Niemals von Andreas Pflüger
Schnappatmung beim zweiten Thriller rund um die blinde Topagentin/polizistin Jenny Aaron, nach „Endgültig“, der auch schon sensationell war. Der Stil ist beeindruckend, die Stimmung der Sicht der Blinden erdrückend, die Fähigkeiten von Aaron bewundernswert. Ihr nimmt man das Supergirl sofort ab, gönnt es ihr in allen Facetten, und ergötzt sich an der Schnoddrigkeit ihrer Kollegen der Polizei. Hoffentlich kommen da noch mehr Thriller hinterher. Man darf das hier verraten: Es könnte einen Weg für Aaron aus der Blindheit geben, das ist logisch im Plot, logisch für die Entwicklung, aber sicher das Ende dieser Reihe. Ich warte auf den nächsten Band. (5/5)

Die Geschichte der Bienen von Maja Lunde (Übersetzt von Ursel Allenstein)
Ich tue mich immer schwer mit „Das musst Du lesen“. Wieder so ein Buch, an dem ich gescheitert bin, weil es mir so dringend empfohlen wurde. Klar, das Thema ist wichtig: Das Sterben der Bienen. Geschenkt. Der passende Ökothriller zur Zeit. Vielleicht bin ich mit den drei Erzählsträngen nicht zurecht gekommen, das war mir zuviel „Cloud Atlas“, vor allem wenn es in die Zukunft geht (wobei, das noch die spannendste, weil traurigste der drei Erzählungen war).
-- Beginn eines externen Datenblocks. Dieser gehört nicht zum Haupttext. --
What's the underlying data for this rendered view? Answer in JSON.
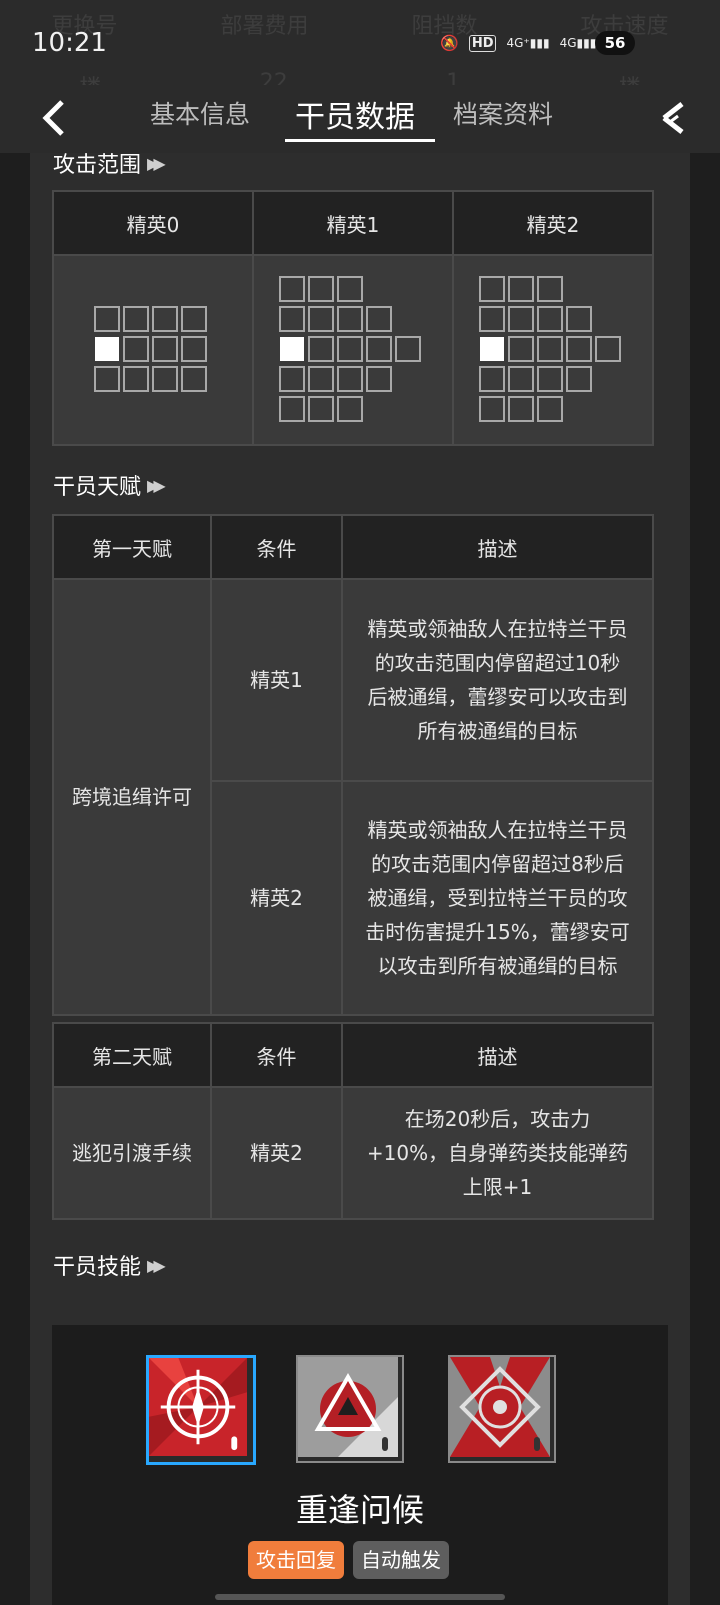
{
  "status": {
    "time": "10:21",
    "battery": "56"
  },
  "ghost_header": [
    "更换号",
    "部署费用",
    "阻挡数",
    "攻击速度"
  ],
  "ghost_values": [
    "楼",
    "22",
    "1",
    "楼"
  ],
  "tabs": [
    "基本信息",
    "干员数据",
    "档案资料"
  ],
  "active_tab": 1,
  "range": {
    "title": "攻击范围",
    "headers": [
      "精英0",
      "精英1",
      "精英2"
    ]
  },
  "talent1": {
    "title": "干员天赋",
    "headers": [
      "第一天赋",
      "条件",
      "描述"
    ],
    "name": "跨境追缉许可",
    "rows": [
      {
        "condition": "精英1",
        "description": "精英或领袖敌人在拉特兰干员的攻击范围内停留超过10秒后被通缉，蕾缪安可以攻击到所有被通缉的目标"
      },
      {
        "condition": "精英2",
        "description": "精英或领袖敌人在拉特兰干员的攻击范围内停留超过8秒后被通缉，受到拉特兰干员的攻击时伤害提升15%，蕾缪安可以攻击到所有被通缉的目标"
      }
    ]
  },
  "talent2": {
    "headers": [
      "第二天赋",
      "条件",
      "描述"
    ],
    "name": "逃犯引渡手续",
    "condition": "精英2",
    "description": "在场20秒后，攻击力+10%，自身弹药类技能弹药上限+1"
  },
  "skills": {
    "title": "干员技能",
    "selected_name": "重逢问候",
    "tags": [
      "攻击回复",
      "自动触发"
    ],
    "tag_colors": [
      "#f07d3c",
      "#5e5e5e"
    ],
    "icon_names": [
      "crosshair-skill-icon",
      "triangle-skill-icon",
      "diamond-skill-icon"
    ],
    "selected_index": 0
  }
}
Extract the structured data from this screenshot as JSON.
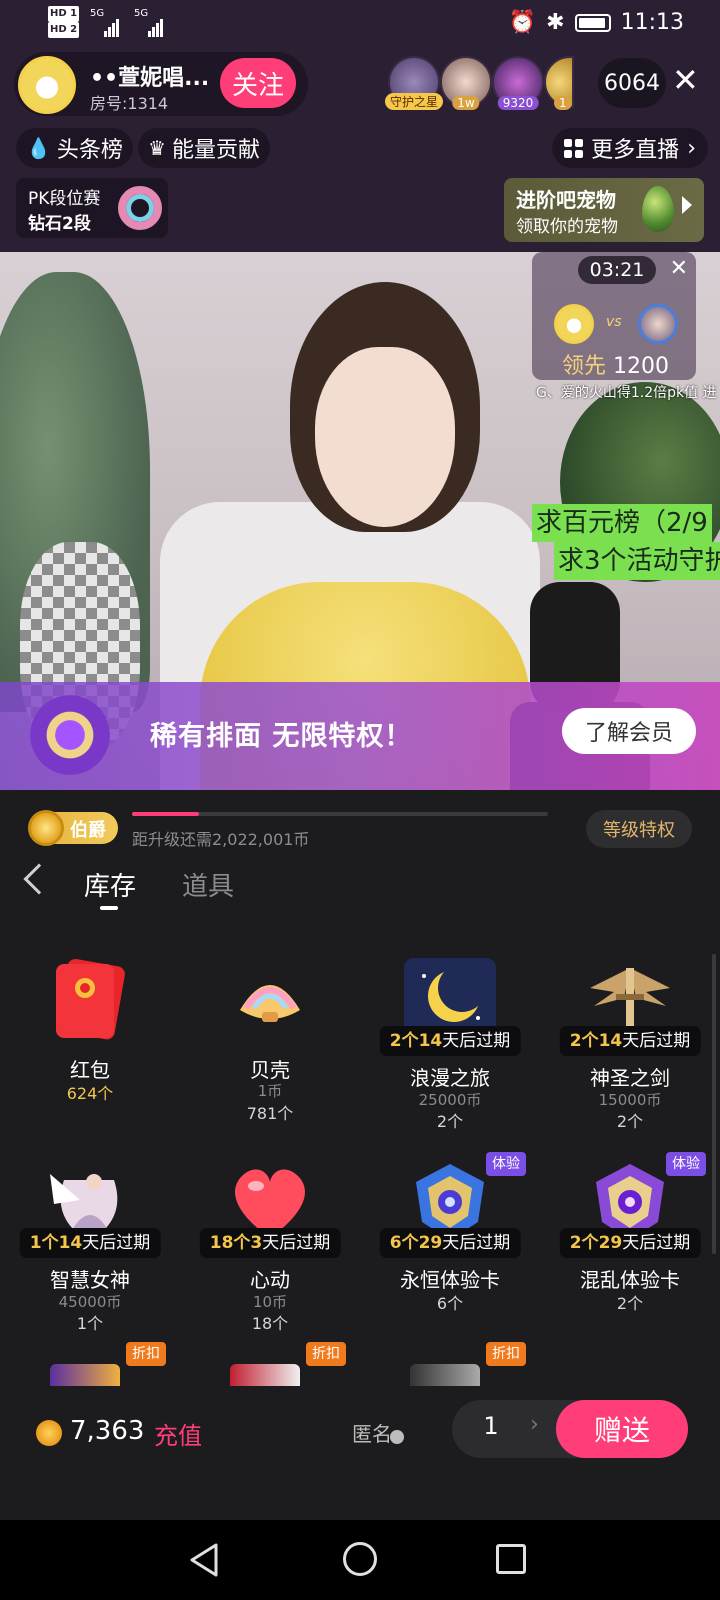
{
  "status_bar": {
    "left_hd1": "HD 1",
    "left_hd2": "HD 2",
    "net1": "5G",
    "net2": "5G",
    "time": "11:13"
  },
  "host": {
    "name": "••萱妮唱...",
    "room": "房号:1314",
    "follow_label": "关注"
  },
  "viewers": [
    {
      "badge": "守护之星",
      "color": "#f5c74a"
    },
    {
      "badge": "1w",
      "color": "#d9a13f"
    },
    {
      "badge": "9320",
      "color": "#8b4fd1"
    },
    {
      "badge": "1",
      "color": "#d9a13f"
    }
  ],
  "viewer_count": "6064",
  "close_icon": "✕",
  "chips": {
    "headline": "头条榜",
    "energy": "能量贡献",
    "more_live": "更多直播"
  },
  "pk_rank": {
    "title": "PK段位赛",
    "level": "钻石2段"
  },
  "pet_promo": {
    "title": "进阶吧宠物",
    "subtitle": "领取你的宠物"
  },
  "pk_box": {
    "timer": "03:21",
    "vs": "vs",
    "lead_label": "领先",
    "lead_value": "1200",
    "ticker": "G、爱的火山得1.2倍pk值  进"
  },
  "overlay_text": {
    "line1": "求百元榜（2/9",
    "line2": "求3个活动守护"
  },
  "member_banner": {
    "text": "稀有排面  无限特权！",
    "button": "了解会员"
  },
  "level": {
    "badge": "伯爵",
    "progress": 0.16,
    "hint": "距升级还需2,022,001币",
    "privilege_button": "等级特权"
  },
  "tabs": [
    {
      "label": "库存",
      "active": true
    },
    {
      "label": "道具",
      "active": false
    }
  ],
  "gifts": [
    {
      "name": "红包",
      "price": "",
      "qty": "624个",
      "exp_count": "",
      "exp_text": "",
      "tag": "",
      "icon": "red-packet-icon"
    },
    {
      "name": "贝壳",
      "price": "1币",
      "qty": "781个",
      "exp_count": "",
      "exp_text": "",
      "tag": "",
      "icon": "seashell-icon"
    },
    {
      "name": "浪漫之旅",
      "price": "25000币",
      "qty": "2个",
      "exp_count": "2个14",
      "exp_text": "天后过期",
      "tag": "",
      "icon": "moon-icon"
    },
    {
      "name": "神圣之剑",
      "price": "15000币",
      "qty": "2个",
      "exp_count": "2个14",
      "exp_text": "天后过期",
      "tag": "",
      "icon": "winged-sword-icon"
    },
    {
      "name": "智慧女神",
      "price": "45000币",
      "qty": "1个",
      "exp_count": "1个14",
      "exp_text": "天后过期",
      "tag": "",
      "icon": "goddess-icon"
    },
    {
      "name": "心动",
      "price": "10币",
      "qty": "18个",
      "exp_count": "18个3",
      "exp_text": "天后过期",
      "tag": "",
      "icon": "heart-icon"
    },
    {
      "name": "永恒体验卡",
      "price": "",
      "qty": "6个",
      "exp_count": "6个29",
      "exp_text": "天后过期",
      "tag": "体验",
      "icon": "eternal-badge-icon"
    },
    {
      "name": "混乱体验卡",
      "price": "",
      "qty": "2个",
      "exp_count": "2个29",
      "exp_text": "天后过期",
      "tag": "体验",
      "icon": "chaos-badge-icon"
    }
  ],
  "discount_tag": "折扣",
  "bottom": {
    "balance": "7,363",
    "recharge": "充值",
    "anonymous": "匿名",
    "quantity": "1",
    "send": "赠送"
  }
}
Es war mir zu anstrengend, mich jedesmal wieder in den Stil der jeweiligen Zeit einzudenken, so etwas kann ich nicht während Zeiten, wo ich arbeite. Vielleicht mal im Urlaub. Hier und jetzt: abgebrochen. (2/5)
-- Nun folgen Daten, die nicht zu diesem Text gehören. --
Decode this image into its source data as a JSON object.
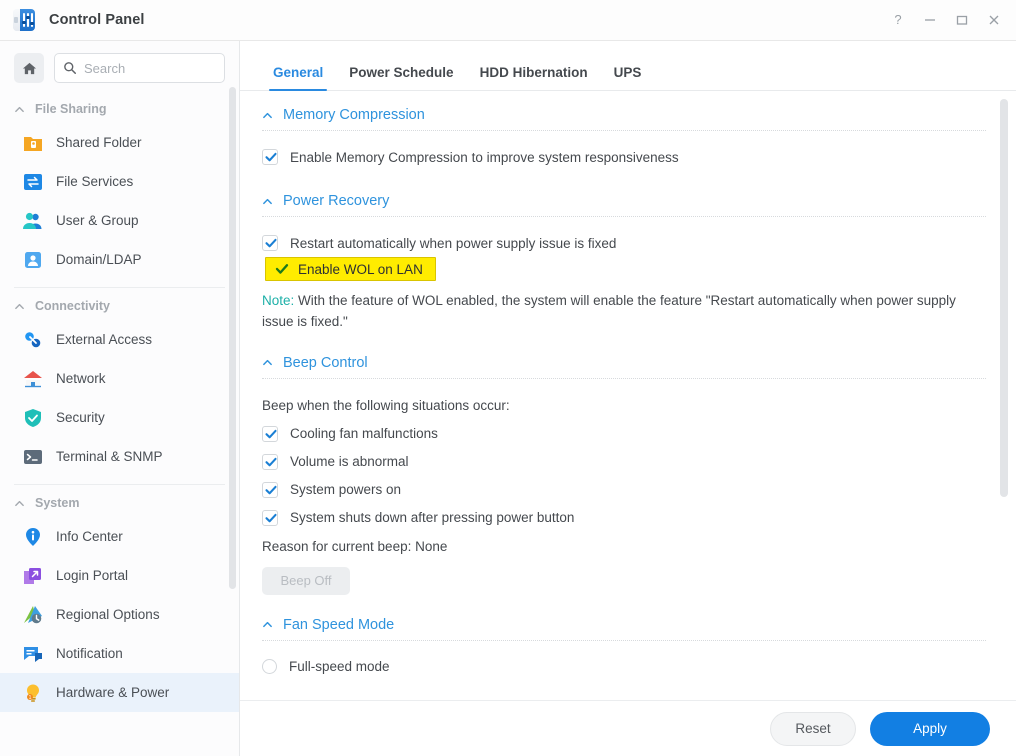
{
  "window": {
    "title": "Control Panel",
    "app_icon": "control-panel-icon",
    "controls": [
      {
        "name": "help-button",
        "glyph": "?"
      },
      {
        "name": "minimize-button",
        "glyph": "—"
      },
      {
        "name": "maximize-button",
        "glyph": "▭"
      },
      {
        "name": "close-button",
        "glyph": "✕"
      }
    ]
  },
  "sidebar": {
    "home_icon": "home-icon",
    "search": {
      "placeholder": "Search",
      "value": "",
      "icon": "search-icon"
    },
    "groups": [
      {
        "title": "File Sharing",
        "caret": "chevron-up-icon",
        "items": [
          {
            "label": "Shared Folder",
            "icon": "shared-folder-icon",
            "active": false
          },
          {
            "label": "File Services",
            "icon": "file-services-icon",
            "active": false
          },
          {
            "label": "User & Group",
            "icon": "user-group-icon",
            "active": false
          },
          {
            "label": "Domain/LDAP",
            "icon": "domain-ldap-icon",
            "active": false
          }
        ]
      },
      {
        "title": "Connectivity",
        "caret": "chevron-up-icon",
        "items": [
          {
            "label": "External Access",
            "icon": "external-access-icon",
            "active": false
          },
          {
            "label": "Network",
            "icon": "network-icon",
            "active": false
          },
          {
            "label": "Security",
            "icon": "security-icon",
            "active": false
          },
          {
            "label": "Terminal & SNMP",
            "icon": "terminal-snmp-icon",
            "active": false
          }
        ]
      },
      {
        "title": "System",
        "caret": "chevron-up-icon",
        "items": [
          {
            "label": "Info Center",
            "icon": "info-center-icon",
            "active": false
          },
          {
            "label": "Login Portal",
            "icon": "login-portal-icon",
            "active": false
          },
          {
            "label": "Regional Options",
            "icon": "regional-options-icon",
            "active": false
          },
          {
            "label": "Notification",
            "icon": "notification-icon",
            "active": false
          },
          {
            "label": "Hardware & Power",
            "icon": "hardware-power-icon",
            "active": true
          }
        ]
      }
    ]
  },
  "tabs": [
    {
      "label": "General",
      "active": true
    },
    {
      "label": "Power Schedule",
      "active": false
    },
    {
      "label": "HDD Hibernation",
      "active": false
    },
    {
      "label": "UPS",
      "active": false
    }
  ],
  "sections": {
    "memory_compression": {
      "title": "Memory Compression",
      "checkbox": {
        "label": "Enable Memory Compression to improve system responsiveness",
        "checked": true
      }
    },
    "power_recovery": {
      "title": "Power Recovery",
      "restart": {
        "label": "Restart automatically when power supply issue is fixed",
        "checked": true
      },
      "wol": {
        "label": "Enable WOL on LAN",
        "checked": true,
        "highlighted": true
      },
      "note_label": "Note:",
      "note_text": " With the feature of WOL enabled, the system will enable the feature \"Restart automatically when power supply issue is fixed.\""
    },
    "beep_control": {
      "title": "Beep Control",
      "intro": "Beep when the following situations occur:",
      "checkboxes": [
        {
          "label": "Cooling fan malfunctions",
          "checked": true
        },
        {
          "label": "Volume is abnormal",
          "checked": true
        },
        {
          "label": "System powers on",
          "checked": true
        },
        {
          "label": "System shuts down after pressing power button",
          "checked": true
        }
      ],
      "reason": "Reason for current beep: None",
      "beep_off_button": "Beep Off"
    },
    "fan_speed_mode": {
      "title": "Fan Speed Mode",
      "options": [
        {
          "label": "Full-speed mode",
          "selected": false
        }
      ]
    }
  },
  "footer": {
    "reset_label": "Reset",
    "apply_label": "Apply"
  },
  "colors": {
    "accent": "#2a8ae0",
    "primary_button": "#127fe3",
    "section_header": "#2f93dd",
    "highlight": "#ffec00",
    "highlight_border": "#d9c400",
    "note_label": "#1eb0a8",
    "selected_nav": "#eaf2fb"
  }
}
Der Trost von Fremden von Ian McEwan (Übersetzt von Michael Walter)
Erwähnte ich, dass ich bekennender McEwan-Fan bin? Er ist mein bay, gleich nach John Irving, aber mit mehr Konstanz und mehr für mich noch zu entdecken. „Der Trost von Fremden“ ist ein älteres Buch, dass ich im Antiquariat gefunden habe, schön knapp und schnell zu lesen, aber wie immer bei McEwan dankbar. Der Roman liest sich wie eine Skizze anderer Romane von ihm, es finden sich schon die klassischen Ideen der zerrütteten Beziehungen und der Einflussnahme von Außen auf das glückliche Paar. Hier besonders verstörend, am Ende sogar dramatisch. So distilliert schreiben können, mit soviel Beobachtungskraft und Witz, toll. Schade, dass ich mit meinem Englisch stets an McEwan scheitere, das muss noch cooler sein. (5/5)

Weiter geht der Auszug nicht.